My thoughts, written down.

My Data Science Roadmap

Posted by signal on August 3rd, 2012

I have set a goal to learn Data Analytics and began this journey a while back.  One means which I am learning Data Science by is EMC’s Data Science Training.  They succinctly outline the skills I am looking to master for building a practical foundation of analytics:

Problem Category of Techniques Methods to Learn
Group items by similarity Find structure and commonalities in the data Clustering K-means clustering
Discover relationships between actions or items Association Rules Apriori
Discover relationships between the outcome and input variables Regression Linear Regression Logistic Regression
Assign (known) labels to objects Classification Naïve Bayes   Decision Trees
Find the structure in a temporal process     Forecast the behavior of a temporal process Time Series Analysis ACF, PACF, ARIMA
Analyze text data Text Analysis Regular Expressions, Document representation (Bag of Words), TF-IDF


In addition to the above I plan to approach with foundation knowledge in Mathematics, Computer Science, Machine Learning, Artificial Intelligence, Predictive Analytics and Life Science.  Some of this will be via my degree program at Harvard, however the program I am in, Information Technology, only gives some courses that are useful in Data Science.  Other knowledge will come from additional courses I will take outside of my degree program, books, and possibly even the pursuit of another graduate degree specific to Data Analytics.

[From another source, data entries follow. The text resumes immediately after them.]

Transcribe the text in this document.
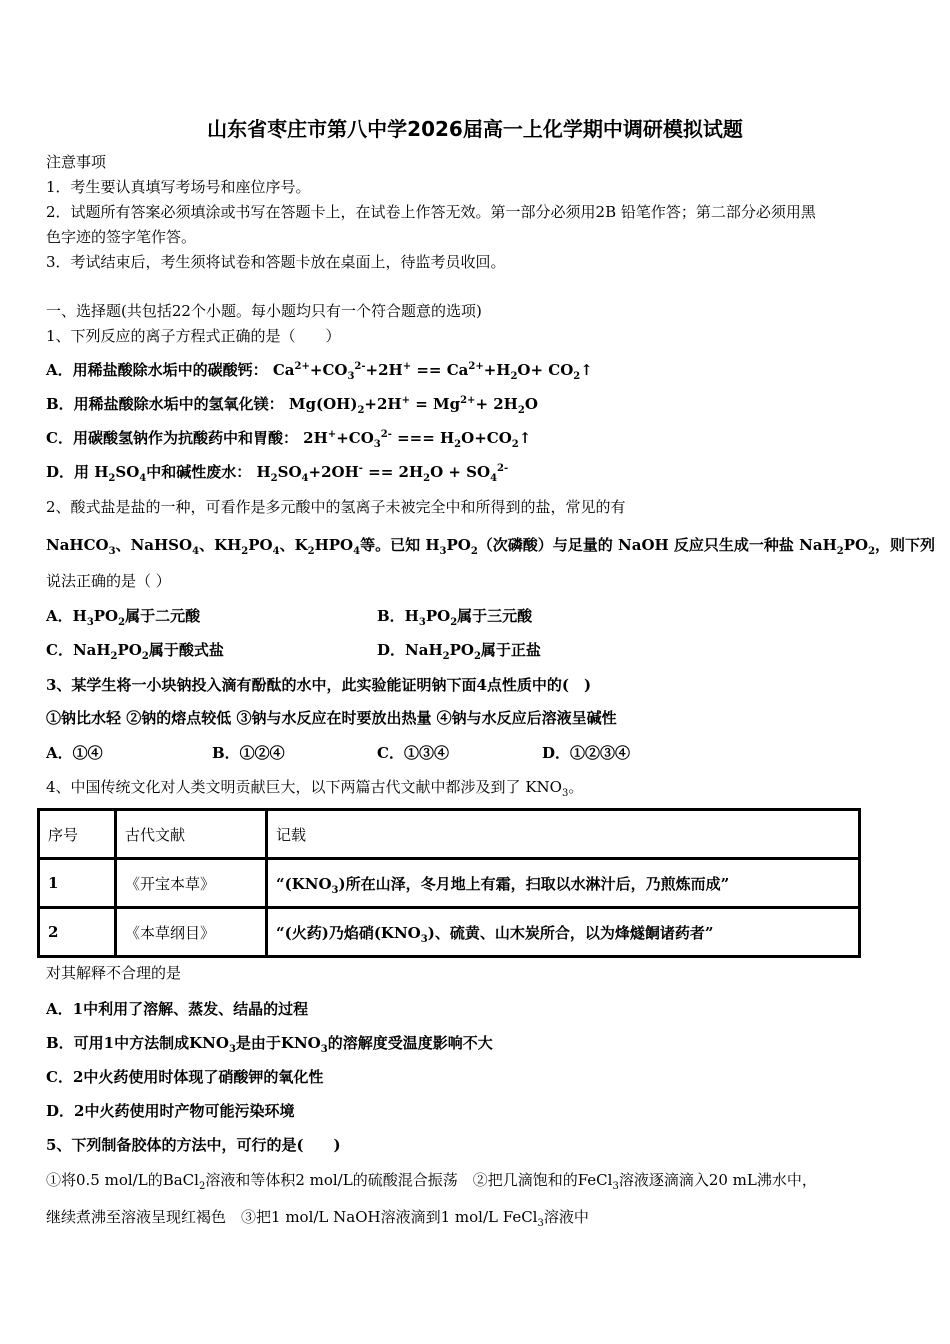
山东省枣庄市第八中学2026届高一上化学期中调研模拟试题
注意事项
1．考生要认真填写考场号和座位序号。
2．试题所有答案必须填涂或书写在答题卡上，在试卷上作答无效。第一部分必须用2B 铅笔作答；第二部分必须用黑
色字迹的签字笔作答。
3．考试结束后，考生须将试卷和答题卡放在桌面上，待监考员收回。
一、选择题(共包括22个小题。每小题均只有一个符合题意的选项)
1、下列反应的离子方程式正确的是（　　）
A．用稀盐酸除水垢中的碳酸钙： $Ca^{2+}+CO_3^{2-}+2H^+ == Ca^{2+}+H_2O+$ $CO_2↑$
B．用稀盐酸除水垢中的氢氧化镁： $Mg(OH)_2+2H^+ = Mg^{2+}+ 2H_2O$
C．用碳酸氢钠作为抗酸药中和胃酸： $2H^++CO_3^{2-}$ === $H_2O+CO_2↑$
D．用 $H_2SO_4$中和碱性废水： $H_2SO_4+2OH^- == 2H_2O + SO_4^{2-}$
2、酸式盐是盐的一种，可看作是多元酸中的氢离子未被完全中和所得到的盐，常见的有
NaHCO$_3$、NaHSO$_4$、$KH_2PO_4$、$K_2HPO_4$等。已知 $H_3PO_2$（次磷酸）与足量的 NaOH 反应只生成一种盐 $NaH_2PO_2$，则下列
说法正确的是（ ）
A．$H_3PO_2$属于二元酸	B．$H_3PO_2$属于三元酸
C．$NaH_2PO_2$属于酸式盐	D．$NaH_2PO_2$属于正盐
3、某学生将一小块钠投入滴有酚酞的水中，此实验能证明钠下面4点性质中的(　)
①钠比水轻 ②钠的熔点较低 ③钠与水反应在时要放出热量 ④钠与水反应后溶液呈碱性
A．①④	B．①②④	C．①③④	D．①②③④
4、中国传统文化对人类文明贡献巨大，以下两篇古代文献中都涉及到了 $KNO_3$。
序号	古代文献	记载
1	《开宝本草》	“$(KNO_3)$所在山泽，冬月地上有霜，扫取以水淋汁后，乃煎炼而成”
2	《本草纲目》	“(火药)乃焰硝$(KNO_3)$、硫黄、山木炭所合，以为烽燧餇诸药者”
对其解释不合理的是
A．1中利用了溶解、蒸发、结晶的过程
B．可用1中方法制成$KNO_3$是由于$KNO_3$的溶解度受温度影响不大
C．2中火药使用时体现了硝酸钾的氧化性
D．2中火药使用时产物可能污染环境
5、下列制备胶体的方法中，可行的是(　　)
①将0.5 mol/L的BaCl$_2$溶液和等体积2 mol/L的硫酸混合振荡　②把几滴饱和的FeCl$_3$溶液逐滴滴入20 mL沸水中，
继续煮沸至溶液呈现红褐色　③把1 mol/L NaOH溶液滴到1 mol/L FeCl$_3$溶液中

A few degree programs that look very attractive are below.  The prerequisites are what prevent me from pursuing one of these programs at this time.  I have significant amount of work I need to do to get my Mathematics and Life Sciences foundations built up before I would be able to be admitted.  My background is in technology and computer science, which is very useful to Data Science, but only one part of a much larger domain of knowledge.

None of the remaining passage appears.